Bob Dylan: una vita volando nel vento

Bob Dylan, al secolo Robert Allen Zimmerman, compie oggi 75 anni: un traguardo considerevole per un uomo che, nel tempo, è diventato un’icona, un simbolo e, infine, un mito universale della musica e del panorama culturale internazionale.

Perché Dylan, comunque la si pensi, non è solo un grande cantautore: è, prima di tutto, un combattente straordinario, protagonista di alcune delle battaglie più importanti della storia degli Stati Uniti e punto di riferimento della generazione che ebbe la fortuna di viverle in gioventù e delle successive che ne hanno ascoltato il racconto dettagliato.

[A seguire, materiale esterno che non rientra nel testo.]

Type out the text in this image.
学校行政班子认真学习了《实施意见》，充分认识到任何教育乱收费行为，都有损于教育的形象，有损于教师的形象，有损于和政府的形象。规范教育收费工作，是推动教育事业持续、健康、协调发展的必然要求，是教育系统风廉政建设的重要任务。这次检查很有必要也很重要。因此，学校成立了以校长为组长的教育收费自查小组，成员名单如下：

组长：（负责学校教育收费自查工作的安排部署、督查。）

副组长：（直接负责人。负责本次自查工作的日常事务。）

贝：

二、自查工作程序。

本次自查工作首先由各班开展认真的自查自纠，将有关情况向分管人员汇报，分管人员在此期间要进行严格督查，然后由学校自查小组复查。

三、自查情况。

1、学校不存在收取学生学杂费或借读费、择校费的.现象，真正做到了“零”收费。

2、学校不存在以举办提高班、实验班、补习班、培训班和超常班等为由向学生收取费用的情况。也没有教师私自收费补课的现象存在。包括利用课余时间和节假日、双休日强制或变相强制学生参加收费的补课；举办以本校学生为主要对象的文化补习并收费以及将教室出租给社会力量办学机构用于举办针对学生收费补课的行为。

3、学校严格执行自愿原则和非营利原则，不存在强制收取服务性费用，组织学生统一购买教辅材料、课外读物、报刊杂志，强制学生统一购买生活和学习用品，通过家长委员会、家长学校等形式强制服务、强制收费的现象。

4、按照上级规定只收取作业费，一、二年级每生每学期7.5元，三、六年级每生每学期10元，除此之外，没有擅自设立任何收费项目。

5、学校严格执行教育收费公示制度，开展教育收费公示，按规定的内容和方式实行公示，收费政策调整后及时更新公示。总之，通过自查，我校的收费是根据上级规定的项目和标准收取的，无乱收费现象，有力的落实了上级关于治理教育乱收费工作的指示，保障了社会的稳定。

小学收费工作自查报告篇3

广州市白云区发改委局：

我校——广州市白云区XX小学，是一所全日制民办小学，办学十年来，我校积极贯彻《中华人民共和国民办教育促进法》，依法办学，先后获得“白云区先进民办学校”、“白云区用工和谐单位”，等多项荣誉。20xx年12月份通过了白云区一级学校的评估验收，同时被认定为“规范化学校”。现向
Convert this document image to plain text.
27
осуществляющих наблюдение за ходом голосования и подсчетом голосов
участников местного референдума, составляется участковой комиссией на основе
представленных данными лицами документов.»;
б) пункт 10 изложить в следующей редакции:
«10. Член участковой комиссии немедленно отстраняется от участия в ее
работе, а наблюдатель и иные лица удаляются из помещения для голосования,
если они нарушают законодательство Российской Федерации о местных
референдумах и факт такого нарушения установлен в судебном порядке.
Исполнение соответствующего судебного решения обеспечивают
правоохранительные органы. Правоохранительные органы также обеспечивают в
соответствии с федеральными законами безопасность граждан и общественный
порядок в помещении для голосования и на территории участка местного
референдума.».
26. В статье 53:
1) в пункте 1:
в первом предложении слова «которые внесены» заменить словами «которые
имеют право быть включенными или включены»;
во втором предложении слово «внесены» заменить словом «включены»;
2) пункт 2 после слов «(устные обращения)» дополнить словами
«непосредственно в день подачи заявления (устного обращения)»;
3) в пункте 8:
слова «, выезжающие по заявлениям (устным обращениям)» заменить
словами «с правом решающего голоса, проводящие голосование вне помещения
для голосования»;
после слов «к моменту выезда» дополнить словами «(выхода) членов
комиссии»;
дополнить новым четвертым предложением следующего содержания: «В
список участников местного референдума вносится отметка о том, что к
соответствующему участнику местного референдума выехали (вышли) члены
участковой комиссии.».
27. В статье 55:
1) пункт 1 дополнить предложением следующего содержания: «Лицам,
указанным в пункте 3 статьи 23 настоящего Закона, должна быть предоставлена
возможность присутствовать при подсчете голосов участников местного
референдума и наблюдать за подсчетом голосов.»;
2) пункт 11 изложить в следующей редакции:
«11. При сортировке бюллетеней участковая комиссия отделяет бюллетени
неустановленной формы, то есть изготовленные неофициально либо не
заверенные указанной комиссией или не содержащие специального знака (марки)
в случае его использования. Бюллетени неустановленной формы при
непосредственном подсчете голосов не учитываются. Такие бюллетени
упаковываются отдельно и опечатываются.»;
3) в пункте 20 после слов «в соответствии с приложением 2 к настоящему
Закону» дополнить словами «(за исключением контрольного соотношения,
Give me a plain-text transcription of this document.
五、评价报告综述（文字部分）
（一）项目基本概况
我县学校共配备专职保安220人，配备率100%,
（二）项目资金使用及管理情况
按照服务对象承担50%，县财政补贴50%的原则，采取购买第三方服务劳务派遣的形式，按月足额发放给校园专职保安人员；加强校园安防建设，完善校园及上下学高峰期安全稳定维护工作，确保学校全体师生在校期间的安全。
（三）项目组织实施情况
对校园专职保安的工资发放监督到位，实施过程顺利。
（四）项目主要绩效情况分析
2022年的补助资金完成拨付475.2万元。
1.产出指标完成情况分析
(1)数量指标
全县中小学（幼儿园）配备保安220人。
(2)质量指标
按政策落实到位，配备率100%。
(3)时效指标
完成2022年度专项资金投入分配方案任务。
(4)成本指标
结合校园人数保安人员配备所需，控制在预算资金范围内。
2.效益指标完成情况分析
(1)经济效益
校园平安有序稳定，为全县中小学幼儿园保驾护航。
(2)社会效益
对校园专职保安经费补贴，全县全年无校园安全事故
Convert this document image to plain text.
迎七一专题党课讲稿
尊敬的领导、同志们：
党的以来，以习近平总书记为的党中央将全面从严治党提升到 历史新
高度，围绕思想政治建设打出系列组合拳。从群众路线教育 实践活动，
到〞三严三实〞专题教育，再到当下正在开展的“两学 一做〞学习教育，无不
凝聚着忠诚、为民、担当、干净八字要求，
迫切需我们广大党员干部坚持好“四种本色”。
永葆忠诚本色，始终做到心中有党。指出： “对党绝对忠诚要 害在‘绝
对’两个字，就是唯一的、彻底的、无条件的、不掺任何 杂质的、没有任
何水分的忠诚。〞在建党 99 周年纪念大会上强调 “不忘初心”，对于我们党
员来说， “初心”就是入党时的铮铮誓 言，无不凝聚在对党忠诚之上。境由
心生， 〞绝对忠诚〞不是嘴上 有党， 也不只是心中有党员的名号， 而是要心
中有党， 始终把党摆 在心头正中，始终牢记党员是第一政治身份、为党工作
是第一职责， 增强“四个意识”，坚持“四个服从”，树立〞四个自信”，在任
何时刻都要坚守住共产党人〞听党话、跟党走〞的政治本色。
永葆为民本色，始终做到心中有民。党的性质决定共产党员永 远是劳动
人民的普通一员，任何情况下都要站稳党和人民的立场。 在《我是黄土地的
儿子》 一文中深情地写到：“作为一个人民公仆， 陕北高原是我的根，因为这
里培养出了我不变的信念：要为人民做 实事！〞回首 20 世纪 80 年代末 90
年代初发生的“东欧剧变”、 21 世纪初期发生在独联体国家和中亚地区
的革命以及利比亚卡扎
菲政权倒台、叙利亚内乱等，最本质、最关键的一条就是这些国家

Quando si pensa a Bob Dylan, non a caso, viene subito in mente l’immaginario drammatico e fantastico degli anni Sessanta, con le marce per i diritti civili del reverendo King scandite dalle note sue e di Joan Baez (la quale ha compiuto, a sua volta, 75 anni lo scorso 9 gennaio), fra speranze e rabbia, disperazione e meraviglia, cariche della polizia e cambiamenti inarrestabili che mezzo secolo dopo avrebbero condotto un nero alla Casa Bianca.

E allora non pensiamo tanto alla sua rivoluzione musicale, della quale si sa tutto, che tutti noi conosciamo, amiamo e per la quale abbiamo pianto e ci siamo commossi innumerevoli volte; pensiamo, più che mai, alla rivoluzione che, al pari di Joan Baez e ad altri artisti che cominciarono ad affermarsi in quegli anni, in vari settori della cultura e dell’arte, ha rappresentato il suo modo di vivere e di porgere la propria grandezza.

Ribadisco: Bob Dylan è innanzitutto un partigiano della libertà, un paladino dei diritti delle minoranze, un protagonista in prima fila, uno che ha visto l’America trasformarsi e ha contribuito attivamente a generare alcuni mutamenti, facendo sì che, anche grazie alla sua fama, ricevessero il giusto riconoscimento e la dovuta attenzione sociale e mediatica.

Un artista impegnato, dunque, capace di andare oltre la contestazione al sistema dei Kerouac e dei Ferlinghetti, dei Ginsberg e degli studenti di Berkeley; un contestatore in grado di ottenere risultati e di mettere paura al potere, senza mai spaventare la parte moderata della popolazione, notoriamente poco incline alla lotta.

Volendo inscrivere questo genio contemporaneo in una categoria socio-politica, potremmo asserire che si tratta di un uomo capace di trasformare la minoranza fragorosa in una maggioranza costruttiva, di imprimere svolte dirimenti, di iniziare un percorso che altri avrebbero portato avanti, di farsi interprete di ideali e valori diffusi nella coscienza di un’élite e di farli giungere alle masse, di costituire un anello di congiunzione fra l’alto e il basso e, in pratica, di effettuare quella sintesi che troppo spesso è mancata e manca a uomini politici di rango.

Il tutto scandito da una poetica avvolgente e in grado di rendere magico ogni istante, come un’illusione che vola via, come un sogno che resta, come una prospettiva che si apre, come un raggio di luce che squarcia il buio e filtra dalla finestra, come un’eterna giovinezza che raggiunge l’anima e ci impedisce di degenerare, opponendosi a un declino purtroppo tangibile in numerosi ambiti della nostra società.

E a noi, ogni volta, ascoltando le sue canzoni, vien da pensare a quella risposta che vola nel vento, proprio come l’esistenza del suo autore che anche adesso, all’apice della gloria, della maturità e dell’autorevolezza, è rimasto il ragazzo che marciava tanti anni fa per chiedere un Paese più giusto ed inclusivo, lungo strade che molti di noi hanno avvertito il bisogno morale di attraversare per considerarsi uomini, per dare un senso ai propri auspici o anche, più semplicemente, per non arrendersi all’idea che il destino sia segnato ed immutabile.